Tony-Nominated Playwright Jerome Coopersmith Dies at 97 | Playbill

Obituaries Tony-Nominated Playwright Jerome Coopersmith Dies at 97

Awarded a Purple Heart during World War II, Coopersmith went on to write for Broadway's Baker Street and The Apple Tree and TV's Hawaii Five-O.

Jerome Coopersmith

Tony-nominated playwright and screenwriter Jerome Coopersmith died July 21 at the age of 97 in Rochester, New York. The news was shared by his family.

Coopersmith was born August 11, 1925, in New York City, working an early job as an office boy for what was then known as The Shubert Theatrical Company at the age of 16. During World War II, he served with the 94th Infantry Division of the United States Army, earning a Purple Heart. After the war, Coopersmith earned a degree from New York University.

He began his writing career in TV, writing for the quiz show Americana in 1947. He would spend the rest of the '40s and '50s writing for a number of television programs of varying acclaim, including The Gabby Hayes ShowJohnny JupiterArmstrong Circle Theater, and others.
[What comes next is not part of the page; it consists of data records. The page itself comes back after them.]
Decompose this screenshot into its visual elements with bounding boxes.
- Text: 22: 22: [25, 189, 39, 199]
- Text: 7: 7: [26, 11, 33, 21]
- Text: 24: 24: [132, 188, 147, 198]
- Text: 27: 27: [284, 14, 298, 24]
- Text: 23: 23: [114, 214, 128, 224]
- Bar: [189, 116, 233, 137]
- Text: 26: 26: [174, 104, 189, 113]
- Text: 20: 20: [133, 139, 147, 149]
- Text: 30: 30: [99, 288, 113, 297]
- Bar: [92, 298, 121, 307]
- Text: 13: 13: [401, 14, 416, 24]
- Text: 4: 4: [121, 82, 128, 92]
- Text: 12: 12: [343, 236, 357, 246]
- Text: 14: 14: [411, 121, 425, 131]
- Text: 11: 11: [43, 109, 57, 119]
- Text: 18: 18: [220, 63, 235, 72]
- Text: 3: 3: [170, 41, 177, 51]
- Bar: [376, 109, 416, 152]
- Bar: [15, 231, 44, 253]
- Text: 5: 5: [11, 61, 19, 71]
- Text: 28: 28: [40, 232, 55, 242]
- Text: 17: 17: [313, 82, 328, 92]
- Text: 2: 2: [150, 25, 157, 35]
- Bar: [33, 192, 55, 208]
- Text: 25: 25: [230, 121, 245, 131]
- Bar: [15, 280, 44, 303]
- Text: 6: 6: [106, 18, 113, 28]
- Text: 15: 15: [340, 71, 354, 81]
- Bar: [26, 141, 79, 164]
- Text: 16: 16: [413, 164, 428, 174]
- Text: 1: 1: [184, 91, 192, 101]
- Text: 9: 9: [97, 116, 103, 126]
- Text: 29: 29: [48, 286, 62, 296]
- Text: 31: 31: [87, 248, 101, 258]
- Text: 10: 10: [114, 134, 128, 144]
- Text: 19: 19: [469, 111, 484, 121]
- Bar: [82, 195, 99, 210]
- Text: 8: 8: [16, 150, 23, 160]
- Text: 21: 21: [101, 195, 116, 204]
He would make his Broadway debut as the book writer for the 1965 musical Baker Street, an attempt to musicalize the detective stories of Sherlock Holmes, working with songwriters Marian Grudeff and Raymond Jessel. The work was a modest success running for the better part of a year and 311 performances, and Coopersmith was rewarded with a 1965 Tony nod for Best Author of a Musical for his book. The following year, Coopersmith was credited with "Additional Book Material" for The Apple Tree, a comedic Jerry Bock-Sheldon Harnick musical that has been better remembered in the years since its 1965 debut. Coopersmith reportedly wrote the script for the first of the musical's three one-act tales, with Coopersmith's portion based on Mark Twain's The Diary of Adam and Eve and Eve's Diary.

Coopersmith would find his greatest success with TV's Hawaii Five-O. After writing the series' fourth episode, Coppersmith spent eight years on the police procedural, writing 30 hour-long episodes and two feature-length movies. Among his other screen credits: the Rankin/Bass 'Twas the Night Before Christmas, starring Broadway favorites Joel Grey and Tammy Grimes.

Though Coopersmith would never get a stage work back to the Main Stem after The Apple Tree, he continued to work on stage projects. He collaborated with Martin Charnin and Edward Thomas on Mata Hari, about the infamous alleged spy. The work would play a brief run Off-Broadway at what is now the Lucille Lortel Theatre under the title Ballad for a Firing Squad. Coopersmith joined Mary Rodgers and Sheldon Harnick to write an adaptation of Pinocchio for Bil Baird's Marionette Theater, which ran Off-Broadway in 1974. Next up was an adaptation of Swiss Family Robinson for Barry and Fran Weissler's National Theater Company, which toured plays and musicals to schools around the country. He also adapted Ruth Gruber's Haven, recounting her experience rescuing 1,000 Holocaust refugees, with William Goldstein and Joe Darion in the early '90s, a work that would ultimately get a production at Los Angeles' Gindi Theater in 2001.

Coopersmith also wrote a number of plays for the stage, including an Eleanor Roosevelt bioplay titled EleanorThe Mystery of Anna O, about the first person to be psychoanalyzed; Reflections of a Murder, about the mysterious death of a ballerina; and The Other Side, about a real-world clash between Harry Houdini and Sir Arthur Conan Doyle.

Coopersmith is survived by two daughters, Amy Coopersmith Lauria and Jill Andrea Lambert; six grandchildren and step-grandchildren; and four great-grandchildren. Memorial donations are requested for Rochester Regional Health, Unity Hospital.